There are, of course, strikes and strikes. When nurses strike, we have sympathy for them because what they do matters, and they are generally in the job for the right reasons.
But if I were to give just a small amount of advice, I would straighten my message out.
In looking to try and get the public on side, don't tell me about how tired you are, and how the hours kill you, and how you're emotionally wrung out at the end of the day. And these are the messages I am seeing in this current campaign. Although I am sure all of that is true, it doesn't have anything to do with what you earn. Or it shouldn't.
There is certain work you do because you are drawn to it, and pay is separate to it. I have done this job in various forms for 36 years and I have earned comparatively nothing and comparatively quite a lot. But the enjoyment factor has always remained separate to the wage packet.
So if it's workload you're worried about, then taking or rejecting 2% isn't going to change that. But that 2% is the real issue. This 2% - is it an ordinary offer? You bet it is. But, and here's the problem with heavily unionised jobs, they never deliver the returns a lot of those in the union actually deserve. And they never deliver them because they can't.
By the very nature of mass unionism you are destined for the smallest of pay rises and the constant upheaval of stop work meetings and industrial action. When you're offering 27,000 people a pay rise, that's a lot of money, even if it's 2%.
And let's be honest, not everyone deserves 2%. I bet there are nurses that deserve 20%. Why? Because they're brilliant, because they go the extra mile, they're angels and life savers and guardians of care and hope and support at the darkest of times. Would you pay that person more? Of course you would.
But in the group of 27,000 that individual brilliance is lost in the crowd and it's the crowd the unions represent. The union view is, all for one and one for all, which is a fine sentiment until it comes to pay day. And on pay day, the offer is always small because you're multiplying it out not by the handful, but by the thousand. Not by the individual brilliance or skill, but by the large collective. And so the nurses will strike.
Will they get a better deal by a strike? Probably. Will it be what they want? No. Never is. What it will be is a half-way, half-baked, half-ordinary sort of compromise. Because that's how these things always play out: one side gets exhausted and blinks first.

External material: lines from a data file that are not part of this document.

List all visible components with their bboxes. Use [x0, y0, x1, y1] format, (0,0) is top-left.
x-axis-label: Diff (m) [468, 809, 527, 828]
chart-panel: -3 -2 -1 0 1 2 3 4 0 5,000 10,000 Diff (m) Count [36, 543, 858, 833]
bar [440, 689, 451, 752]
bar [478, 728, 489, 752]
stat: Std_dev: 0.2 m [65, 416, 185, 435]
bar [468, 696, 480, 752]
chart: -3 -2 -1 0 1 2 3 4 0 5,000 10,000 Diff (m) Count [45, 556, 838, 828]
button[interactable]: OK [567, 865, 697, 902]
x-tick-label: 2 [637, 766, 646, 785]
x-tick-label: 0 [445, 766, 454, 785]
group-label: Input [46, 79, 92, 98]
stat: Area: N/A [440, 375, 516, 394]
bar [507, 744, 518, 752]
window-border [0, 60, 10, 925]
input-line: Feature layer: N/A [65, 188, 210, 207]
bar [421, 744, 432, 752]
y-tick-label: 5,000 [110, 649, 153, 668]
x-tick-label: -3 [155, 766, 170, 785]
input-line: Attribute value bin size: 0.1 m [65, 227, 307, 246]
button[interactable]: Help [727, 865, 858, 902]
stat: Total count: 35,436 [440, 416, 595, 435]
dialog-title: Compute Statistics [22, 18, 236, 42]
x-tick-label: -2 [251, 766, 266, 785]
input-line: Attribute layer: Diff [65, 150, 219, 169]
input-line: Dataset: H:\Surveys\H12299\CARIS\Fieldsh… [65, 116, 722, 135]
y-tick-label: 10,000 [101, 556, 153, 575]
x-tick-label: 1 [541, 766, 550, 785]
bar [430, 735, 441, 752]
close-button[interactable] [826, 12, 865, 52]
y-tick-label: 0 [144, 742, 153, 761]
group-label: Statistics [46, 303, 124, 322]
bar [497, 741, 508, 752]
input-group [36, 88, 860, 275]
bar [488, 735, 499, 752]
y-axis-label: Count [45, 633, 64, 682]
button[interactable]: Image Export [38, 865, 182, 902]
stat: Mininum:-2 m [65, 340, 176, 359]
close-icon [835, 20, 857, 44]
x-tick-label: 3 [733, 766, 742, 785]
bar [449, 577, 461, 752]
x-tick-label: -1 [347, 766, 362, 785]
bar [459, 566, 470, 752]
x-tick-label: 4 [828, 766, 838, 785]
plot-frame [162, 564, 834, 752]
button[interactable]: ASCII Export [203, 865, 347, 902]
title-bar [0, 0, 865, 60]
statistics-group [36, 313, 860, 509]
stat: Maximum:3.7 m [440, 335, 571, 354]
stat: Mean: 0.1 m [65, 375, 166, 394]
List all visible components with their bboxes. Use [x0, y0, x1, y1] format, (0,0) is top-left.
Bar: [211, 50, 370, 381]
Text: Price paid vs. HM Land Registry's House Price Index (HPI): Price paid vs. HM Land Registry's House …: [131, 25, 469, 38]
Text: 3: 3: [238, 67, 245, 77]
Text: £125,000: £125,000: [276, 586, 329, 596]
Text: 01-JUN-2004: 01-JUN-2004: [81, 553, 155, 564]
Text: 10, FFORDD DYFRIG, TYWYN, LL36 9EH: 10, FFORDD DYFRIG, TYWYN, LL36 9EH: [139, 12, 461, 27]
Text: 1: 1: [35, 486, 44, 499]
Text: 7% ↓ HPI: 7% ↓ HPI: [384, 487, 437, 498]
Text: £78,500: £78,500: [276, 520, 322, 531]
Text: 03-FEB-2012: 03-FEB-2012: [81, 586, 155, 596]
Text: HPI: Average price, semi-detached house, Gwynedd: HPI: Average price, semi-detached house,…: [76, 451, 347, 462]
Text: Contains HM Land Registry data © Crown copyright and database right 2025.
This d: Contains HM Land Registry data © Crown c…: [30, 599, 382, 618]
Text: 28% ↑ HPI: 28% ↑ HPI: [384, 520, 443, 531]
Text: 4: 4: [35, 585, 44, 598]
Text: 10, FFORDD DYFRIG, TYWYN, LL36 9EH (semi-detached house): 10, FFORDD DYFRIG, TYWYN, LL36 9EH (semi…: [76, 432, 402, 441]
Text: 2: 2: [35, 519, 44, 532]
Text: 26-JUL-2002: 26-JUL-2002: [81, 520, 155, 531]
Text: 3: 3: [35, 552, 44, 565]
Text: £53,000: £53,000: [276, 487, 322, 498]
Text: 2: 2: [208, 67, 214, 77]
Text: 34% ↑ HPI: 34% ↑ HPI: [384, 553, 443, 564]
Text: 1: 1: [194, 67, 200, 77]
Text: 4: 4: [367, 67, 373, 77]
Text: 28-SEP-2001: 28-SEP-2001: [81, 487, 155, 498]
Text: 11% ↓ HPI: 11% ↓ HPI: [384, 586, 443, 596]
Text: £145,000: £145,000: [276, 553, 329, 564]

The unions will feel emboldened these days because the party on which they pull the strings of influence is in government. So we will see more and more of this sort of thing.
But as much support as I may have for nurses - and I do - if they insist in remaining in an age-old industrial mechanism, it is a lifetime of 2 and 3% rises, of votes and stop-works and strikes, and of ultimately of not feeling like you are getting what you deserve.
Who, in a profession as important as health care, deserves that?